Given the complete inaccuracy of what Prof. Byers says about what the Germans did in the Congo, it is astounding that he should hold up that fictional role as a model for what he thinks Canada should be doing in Darfur. He also ignores the simple fact that the Sudanese government will not allow any large contingent of Western troops into the country as part of the UN force for Darfur that the UN Security Council recently authorized.

One cannot but be amazed that one so fast and loose with facts is employed as a professor of global politics and international law at the University of British Columbia.

References:
http://www.un.org/Depts/dpko/missions/monuc/facts.html
http://www.consilium.europa.eu/cms3_fo/showPage.asp?id=1091〈=EN
http://www.reliefweb.int/rw/RWB.NSF/db900SID/EVOD-6QQGL9?OpenDocument
http://www.dw-world.de/dw/article/0,2144,2084630,00.html
http://www.auswaertiges-amt.de/diplo/en/Aussenpolitik/RegionaleSchwerpunkte/Afrika/Kongo-Einsatz.html
http://www.rbcinvest.theglobeandmail.com/servlet/ArticleNews/PEstory/LAC/20070808/LETTERS08-1/Letters/commentLetters/commentLetters/6/6/10/
2) To the Toronto Star:

Thomas Walkom, in his column August 18, quotes Prof.

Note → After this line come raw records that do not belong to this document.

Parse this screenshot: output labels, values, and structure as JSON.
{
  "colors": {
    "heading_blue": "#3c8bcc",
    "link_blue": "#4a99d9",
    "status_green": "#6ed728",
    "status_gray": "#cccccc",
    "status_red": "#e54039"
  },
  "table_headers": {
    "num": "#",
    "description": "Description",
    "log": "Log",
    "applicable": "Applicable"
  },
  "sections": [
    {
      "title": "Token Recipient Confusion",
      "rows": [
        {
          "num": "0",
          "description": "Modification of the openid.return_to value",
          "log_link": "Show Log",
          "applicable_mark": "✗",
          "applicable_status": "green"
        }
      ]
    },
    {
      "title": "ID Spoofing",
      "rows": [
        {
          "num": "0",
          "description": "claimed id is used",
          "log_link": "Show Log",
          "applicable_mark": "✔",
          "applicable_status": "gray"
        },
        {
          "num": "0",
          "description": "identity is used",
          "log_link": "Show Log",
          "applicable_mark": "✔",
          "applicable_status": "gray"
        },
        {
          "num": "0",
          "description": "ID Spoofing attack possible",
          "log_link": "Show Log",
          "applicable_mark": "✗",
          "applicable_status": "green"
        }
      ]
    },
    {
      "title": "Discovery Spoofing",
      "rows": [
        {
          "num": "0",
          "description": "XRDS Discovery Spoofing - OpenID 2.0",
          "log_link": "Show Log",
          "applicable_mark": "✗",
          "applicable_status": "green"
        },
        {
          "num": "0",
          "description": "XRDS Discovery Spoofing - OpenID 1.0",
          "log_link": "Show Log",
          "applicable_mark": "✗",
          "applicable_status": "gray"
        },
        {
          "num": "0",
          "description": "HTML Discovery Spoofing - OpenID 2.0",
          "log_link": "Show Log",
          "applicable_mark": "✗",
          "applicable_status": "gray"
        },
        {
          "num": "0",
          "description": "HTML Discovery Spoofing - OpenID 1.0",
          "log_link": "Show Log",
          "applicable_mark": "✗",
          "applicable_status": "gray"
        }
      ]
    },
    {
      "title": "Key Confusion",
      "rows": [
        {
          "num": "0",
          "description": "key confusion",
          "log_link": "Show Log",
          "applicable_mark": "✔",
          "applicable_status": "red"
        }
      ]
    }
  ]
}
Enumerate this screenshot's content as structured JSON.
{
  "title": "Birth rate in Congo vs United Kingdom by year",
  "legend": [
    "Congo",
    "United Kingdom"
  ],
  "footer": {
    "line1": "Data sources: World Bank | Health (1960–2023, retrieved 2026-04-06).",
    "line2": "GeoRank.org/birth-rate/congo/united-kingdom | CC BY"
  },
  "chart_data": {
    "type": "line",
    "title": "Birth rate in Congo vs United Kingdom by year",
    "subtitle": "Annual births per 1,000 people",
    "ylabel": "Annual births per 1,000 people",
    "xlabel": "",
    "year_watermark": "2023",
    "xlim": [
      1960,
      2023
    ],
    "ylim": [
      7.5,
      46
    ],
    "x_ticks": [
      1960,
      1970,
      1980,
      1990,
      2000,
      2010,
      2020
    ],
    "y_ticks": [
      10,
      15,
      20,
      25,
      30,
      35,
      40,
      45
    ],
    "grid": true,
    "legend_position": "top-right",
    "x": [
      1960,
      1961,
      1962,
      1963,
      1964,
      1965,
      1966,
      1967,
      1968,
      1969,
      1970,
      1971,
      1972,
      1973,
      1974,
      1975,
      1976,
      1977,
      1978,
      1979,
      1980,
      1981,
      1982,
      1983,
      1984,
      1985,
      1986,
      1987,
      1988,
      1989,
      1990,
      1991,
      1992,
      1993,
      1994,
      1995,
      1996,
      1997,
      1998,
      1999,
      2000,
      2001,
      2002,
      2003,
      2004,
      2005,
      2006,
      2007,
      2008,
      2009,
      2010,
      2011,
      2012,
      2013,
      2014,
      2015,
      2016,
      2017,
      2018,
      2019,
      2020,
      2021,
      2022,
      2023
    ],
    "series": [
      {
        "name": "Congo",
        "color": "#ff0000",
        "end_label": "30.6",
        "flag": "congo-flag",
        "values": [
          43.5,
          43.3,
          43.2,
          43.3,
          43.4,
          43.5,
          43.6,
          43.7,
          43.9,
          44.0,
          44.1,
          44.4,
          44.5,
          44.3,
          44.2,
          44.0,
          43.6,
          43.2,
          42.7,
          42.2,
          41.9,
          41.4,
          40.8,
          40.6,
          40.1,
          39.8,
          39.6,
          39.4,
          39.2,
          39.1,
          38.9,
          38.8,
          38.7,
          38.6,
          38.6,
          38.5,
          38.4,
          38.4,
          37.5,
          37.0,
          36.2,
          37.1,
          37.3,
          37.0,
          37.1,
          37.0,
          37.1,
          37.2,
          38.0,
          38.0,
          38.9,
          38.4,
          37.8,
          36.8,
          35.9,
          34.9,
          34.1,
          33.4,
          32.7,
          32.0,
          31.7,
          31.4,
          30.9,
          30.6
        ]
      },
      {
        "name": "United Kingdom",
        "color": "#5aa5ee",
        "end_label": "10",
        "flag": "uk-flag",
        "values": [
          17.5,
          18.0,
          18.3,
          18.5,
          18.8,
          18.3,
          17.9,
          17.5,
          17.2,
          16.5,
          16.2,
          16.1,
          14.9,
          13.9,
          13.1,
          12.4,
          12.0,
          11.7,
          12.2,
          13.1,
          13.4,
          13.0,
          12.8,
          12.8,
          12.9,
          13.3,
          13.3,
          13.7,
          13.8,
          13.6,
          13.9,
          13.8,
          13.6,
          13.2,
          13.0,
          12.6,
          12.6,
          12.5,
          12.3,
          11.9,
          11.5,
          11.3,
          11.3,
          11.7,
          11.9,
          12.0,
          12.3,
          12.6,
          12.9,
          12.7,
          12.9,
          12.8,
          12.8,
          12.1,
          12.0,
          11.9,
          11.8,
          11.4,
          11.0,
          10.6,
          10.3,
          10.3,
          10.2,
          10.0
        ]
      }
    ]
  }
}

Michael Byers as saying about Afghanistan that "The optimal solution would be a proper UN development operation. It wouldn't be perfect by a long shot; it could fail."

Prof. Byers appears unaware that the UN already has a very large development operation in the country, the United Nations Assistance Mission in Afghanistan (UNAMA) with some 1,000 staff--the great majority of whom are Afghans. The mission's headquarters are in Kabul and it has offices throughout the country. UNAMA is supported by the UN’s Department of Peacekeeping Operations. What more does the good professor want?

Reference:
http://www.unama-afg.org/about/overview.htm

1 Comments:

Blogger niccolom said...

I too thought that the professor's article was full of it and not just the part about the Germany's participation in the Congo. The UN force there was in no way a "peacekeeping" force, but actually a "peacemaking" force. A force that was (if I remember correctly) backed-up by MI-24 Hind helicopter gunships. Again, if I remember correctly, they were also involved large scale combat operations against local insurgents.